Even when extinction relief laws are successful, using them can be a challenge. In all states (except Montana, where it was legalized by a court decision, so there is no statute governing eligibility), aid in dying is only available to people with incurable illnesses who are expected to die within six months.
It typically involves oral and written requests to two doctors, with mandatory waiting periods between requests. Patients must have the mental capacity to make the decision, which disqualifies those with dementia, and must take the medication without assistance. (An amendment Hochul insisted on adds a psychologist or psychiatrist to the process.)

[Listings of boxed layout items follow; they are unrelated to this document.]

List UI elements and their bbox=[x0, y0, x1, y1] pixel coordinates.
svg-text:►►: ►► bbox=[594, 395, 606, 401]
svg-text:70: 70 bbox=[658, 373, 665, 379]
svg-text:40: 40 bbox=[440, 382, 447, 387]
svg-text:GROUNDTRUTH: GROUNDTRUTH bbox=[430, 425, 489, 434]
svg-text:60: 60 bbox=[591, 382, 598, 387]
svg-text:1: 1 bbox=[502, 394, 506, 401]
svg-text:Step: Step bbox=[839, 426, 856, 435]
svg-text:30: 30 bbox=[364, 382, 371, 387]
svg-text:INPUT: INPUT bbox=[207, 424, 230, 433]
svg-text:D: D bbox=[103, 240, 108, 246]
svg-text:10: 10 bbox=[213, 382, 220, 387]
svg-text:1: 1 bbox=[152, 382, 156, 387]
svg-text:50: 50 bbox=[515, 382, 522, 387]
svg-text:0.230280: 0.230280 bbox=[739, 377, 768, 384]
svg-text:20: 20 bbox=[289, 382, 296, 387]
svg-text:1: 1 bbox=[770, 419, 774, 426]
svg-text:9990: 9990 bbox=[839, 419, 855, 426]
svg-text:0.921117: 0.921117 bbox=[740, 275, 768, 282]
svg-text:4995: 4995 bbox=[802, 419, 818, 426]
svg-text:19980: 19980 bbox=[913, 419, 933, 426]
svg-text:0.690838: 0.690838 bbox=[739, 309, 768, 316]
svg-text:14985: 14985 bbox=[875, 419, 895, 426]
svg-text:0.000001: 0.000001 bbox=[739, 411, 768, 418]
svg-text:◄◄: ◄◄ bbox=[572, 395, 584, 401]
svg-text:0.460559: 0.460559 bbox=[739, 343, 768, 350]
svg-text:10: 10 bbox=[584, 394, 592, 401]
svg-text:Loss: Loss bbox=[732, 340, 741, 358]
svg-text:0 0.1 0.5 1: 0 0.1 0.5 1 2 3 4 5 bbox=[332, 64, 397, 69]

All but two states require patients to be residents. Oregon and Vermont dropped their residency requirements to resolve lawsuits brought by Compassion & Choices. (Courts ruled against a similar lawsuit in New Jersey.)
Additionally, any doctor, hospital, or health system can legally refuse to provide aid in dying, and religious institutions often choose not to. Those who participate can add their own requirements.
“The state can say, 'You need A, B, and C,' and Columbia-Presbyterian can say, 'We also want D, E, and F,'” said Pope, the Minnesota bioethicist.
Hotly debated, rarely used
Perhaps these restrictions, or the lack of public awareness, help explain why, despite the headlines and fervent debates, the number of people actually using the law is small in all states: generally 1% or less of the deaths recorded annually. Support for giving patients this type of autonomy at the end of life remains widespread, but the desire to exercise it personally apparently is not.
Still, after studies showed that many patients seeking MAID died before they could complete the process, the trend has been to loosen restrictions. California reduced its waiting period from 15 days to 48 hours; New Mexico allows physician assistants and advanced practice nurses to write prescriptions alongside doctors.
“Most states have changed their laws two or three times,” Pope said. “We have liberalized.” Telehealth can also facilitate access to participating physicians.
Compassion & Choices is planning legal challenges to end residency requirements in other states, Diaz said. It is also considering how to “make inroads in jurisdictions with a very different cultural and political environment,” he added, mentioning Florida and other southern states.
Medical aid in dying represents a shift in power, Díaz said. “The person who has to bear the burden of suffering should have the ability to decide when enough is enough,” he added.
Anne Gurnett Bander, 72, a retired research scientist in Carmel, New York, cared for her husband for four years as ALS (the relentlessly disabling neurological disorder also known as Lou Gehrig's disease) left him bedridden and dependent on feeding and breathing tubes. “When he died, all I could do was nod my head,” he recalled.
That's why being diagnosed with ALS last year was “my worst possible nightmare,” Gurnett Bander said. He was planning to fly to Switzerland, where the nonprofit Dignitas provides medical help for the dying, when he learned about the New York bill and began speaking publicly in favor of it, his voice breaking as his illness progressed.
Gurnett Bander and Netherland say they are hesitant to use lethal drugs to end their lives as their symptoms intensify. It is not uncommon for patients to complete the necessary steps, obtain the prescribed medication, decide that they do not need it after all, and die from their illnesses. But both women insist the choice should be theirs.
“It can offer a lot of peace of mind,” Netherland said. “I thought, ‘People should have this option.’ Now they will.”
The New Age is produced through a partnership with The New York Times.